Multidisciplinary Perspectives in Cryptology and Information Security by Sadkhan Al Maliky, Sattar B. Pdf

With the prevalence of digital information, IT professionals have encountered new challenges regarding data security. In an effort to address these challenges and offer solutions for securing digital information, new research on cryptology methods is essential. Multidisciplinary Perspectives in Cryptology and Information Security considers an array of multidisciplinary applications and research developments in the field of cryptology and communication security. This publication offers a comprehensive, in-depth analysis of encryption solutions and will be of particular interest to IT professionals, cryptologists, and researchers in the field.

Latent Variable Analysis and Signal Separation

Author : Yannick Deville,Sharon Gannot,Russell Mason,Mark D. Plumbley,Dominic Ward
Publisher : Springer
Page : 580 pages
File Size : 55,7 Mb
Release : 2018-06-05
Category : Computers
ISBN : 9783319937649

Get Book

Latent Variable Analysis and Signal Separation by Yannick Deville,Sharon Gannot,Russell Mason,Mark D. Plumbley,Dominic Ward Pdf

This book constitutes the proceedings of the 14th International Conference on Latent Variable Analysis and Signal Separation, LVA/ICA 2018, held in Guildford, UK, in July 2018.The 52 full papers were carefully reviewed and selected from 62 initial submissions.
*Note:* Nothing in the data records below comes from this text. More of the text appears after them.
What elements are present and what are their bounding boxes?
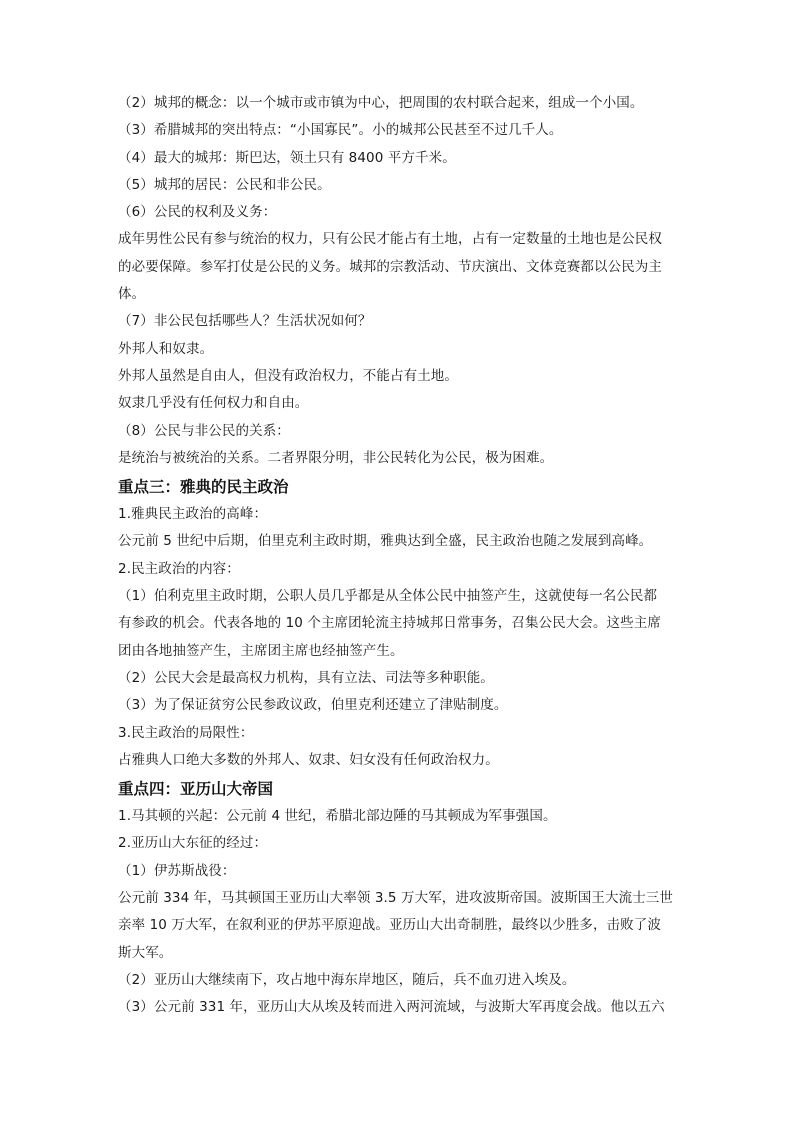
issus-line-1: 公元前 334 年，马其顿国王亚历山大率领 3.5 万大军，进攻波斯帝国。波斯国王大流士三世 [118, 890, 674, 907]
point-7-non-citizens: （7）非公民包括哪些人？生活状况如何？ [118, 313, 372, 330]
item-1-macedon-rise: 1.马其顿的兴起：公元前 4 世纪，希腊北部边陲的马其顿成为军事强国。 [118, 808, 557, 825]
item-2-democracy-content: 2.民主政治的内容： [118, 560, 240, 577]
campaign-1-issus: （1）伊苏斯战役： [118, 862, 236, 879]
point-2-city-state-concept: （2）城邦的概念：以一个城市或市镇为中心，把周围的农村联合起来，组成一个小国。 [118, 95, 644, 111]
limitations-answer: 占雅典人口绝大多数的外邦人、奴隶、妇女没有任何政治权力。 [118, 751, 499, 768]
point-8-relationship: （8）公民与非公民的关系： [118, 422, 290, 439]
rights-paragraph-line-2: 的必要保障。参军打仗是公民的义务。城邦的宗教活动、节庆演出、文体竞赛都以公民为主 [118, 258, 662, 275]
rights-paragraph-line-1: 成年男性公民有参与统治的权力，只有公民才能占有土地，占有一定数量的土地也是公民权 [118, 231, 662, 248]
campaign-2-egypt: （2）亚历山大继续南下，攻占地中海东岸地区，随后，兵不血刃进入埃及。 [118, 971, 576, 988]
point-4-largest-city-state: （4）最大的城邦：斯巴达，领土只有 8400 平方千米。 [118, 149, 456, 166]
issus-line-3: 斯大军。 [118, 944, 173, 961]
slaves-status: 奴隶几乎没有任何权力和自由。 [118, 395, 309, 412]
rights-paragraph-line-3: 体。 [118, 286, 146, 303]
point-5-residents: （5）城邦的居民：公民和非公民。 [118, 176, 331, 193]
item-1-democracy-peak: 1.雅典民主政治的高峰： [118, 506, 268, 523]
content-1-line-2: 有参政的机会。代表各地的 10 个主席团轮流主持城邦日常事务，召集公民大会。这些主席 [118, 615, 661, 632]
section-heading-alexander-empire: 重点四：亚历山大帝国 [118, 779, 274, 799]
content-1-line-1: （1）伯利克里主政时期，公职人员几乎都是从全体公民中抽签产生，这就使每一名公民都 [118, 588, 658, 605]
item-3-limitations: 3.民主政治的局限性： [118, 724, 254, 741]
point-6-rights-duties: （6）公民的权利及义务： [118, 204, 277, 221]
relationship-answer: 是统治与被统治的关系。二者界限分明，非公民转化为公民，极为困难。 [118, 449, 554, 466]
content-3-allowance: （3）为了保证贫穷公民参政议政，伯里克利还建立了津贴制度。 [118, 697, 508, 714]
non-citizens-answer: 外邦人和奴隶。 [118, 340, 214, 357]
democracy-peak-answer: 公元前 5 世纪中后期，伯里克利主政时期，雅典达到全盛，民主政治也随之发展到高峰。 [118, 533, 653, 550]
issus-line-2: 亲率 10 万大军，在叙利亚的伊苏平原迎战。亚历山大出奇制胜，最终以少胜多，击败了波 [118, 917, 661, 934]
section-heading-athenian-democracy: 重点三：雅典的民主政治 [118, 477, 289, 497]
point-3-greek-city-features: （3）希腊城邦的突出特点：“小国寡民”。小的城邦公民甚至不过几千人。 [118, 122, 563, 139]
item-2-eastern-campaign: 2.亚历山大东征的经过： [118, 835, 268, 852]
foreigners-status: 外邦人虽然是自由人，但没有政治权力，不能占有土地。 [118, 367, 458, 384]
campaign-3-mesopotamia: （3）公元前 331 年，亚历山大从埃及转而进入两河流域，与波斯大军再度会战。他以五六 [118, 999, 665, 1016]
document-page [118, 90, 678, 1022]
content-2-assembly: （2）公民大会是最高权力机构，具有立法、司法等多种职能。 [118, 669, 494, 686]
content-1-line-3: 团由各地抽签产生，主席团主席也经抽签产生。 [118, 642, 404, 659]
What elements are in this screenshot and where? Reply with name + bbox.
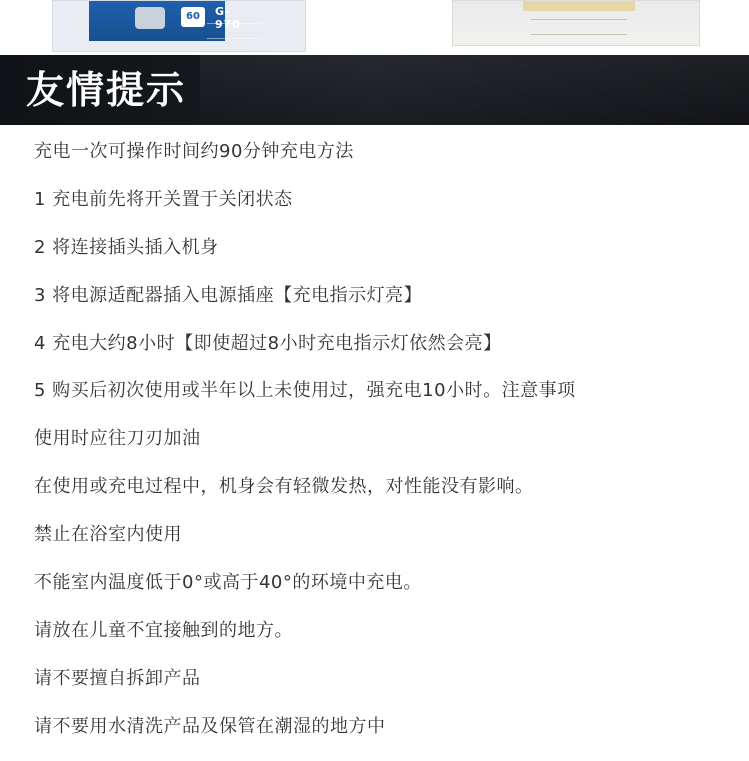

As research topics the papers encompass a wide range of general mixtures of latent variables models but also theories and tools drawn from a great variety of disciplines such as structured tensor decompositions and applications; matrix and tensor factorizations; ICA methods; nonlinear mixtures; audio data and methods; signal separation evaluation campaign; deep learning and data-driven methods; advances in phase retrieval and applications; sparsity-related methods; and biomedical data and methods.

Non-negative Matrix Factorization Techniques

Author : Ganesh R. Naik
Publisher : Springer
Page : 194 pages
File Size : 42,6 Mb
Release : 2015-09-25
Category : Technology & Engineering
ISBN : 9783662483312

Get Book

Non-negative Matrix Factorization Techniques by Ganesh R. Naik Pdf

This book collects new results, concepts and further developments of NMF. The open problems discussed include, e.g. in bioinformatics: NMF and its extensions applied to gene expression, sequence analysis, the functional characterization of genes, clustering and text mining etc. The research results previously scattered in different scientific journals and conference proceedings are methodically collected and presented in a unified form. While readers can read the book chapters sequentially, each chapter is also self-contained. This book can be a good reference work for researchers and engineers interested in NMF, and can also be used as a handbook for students and professionals seeking to gain a better understanding of the latest applications of NMF.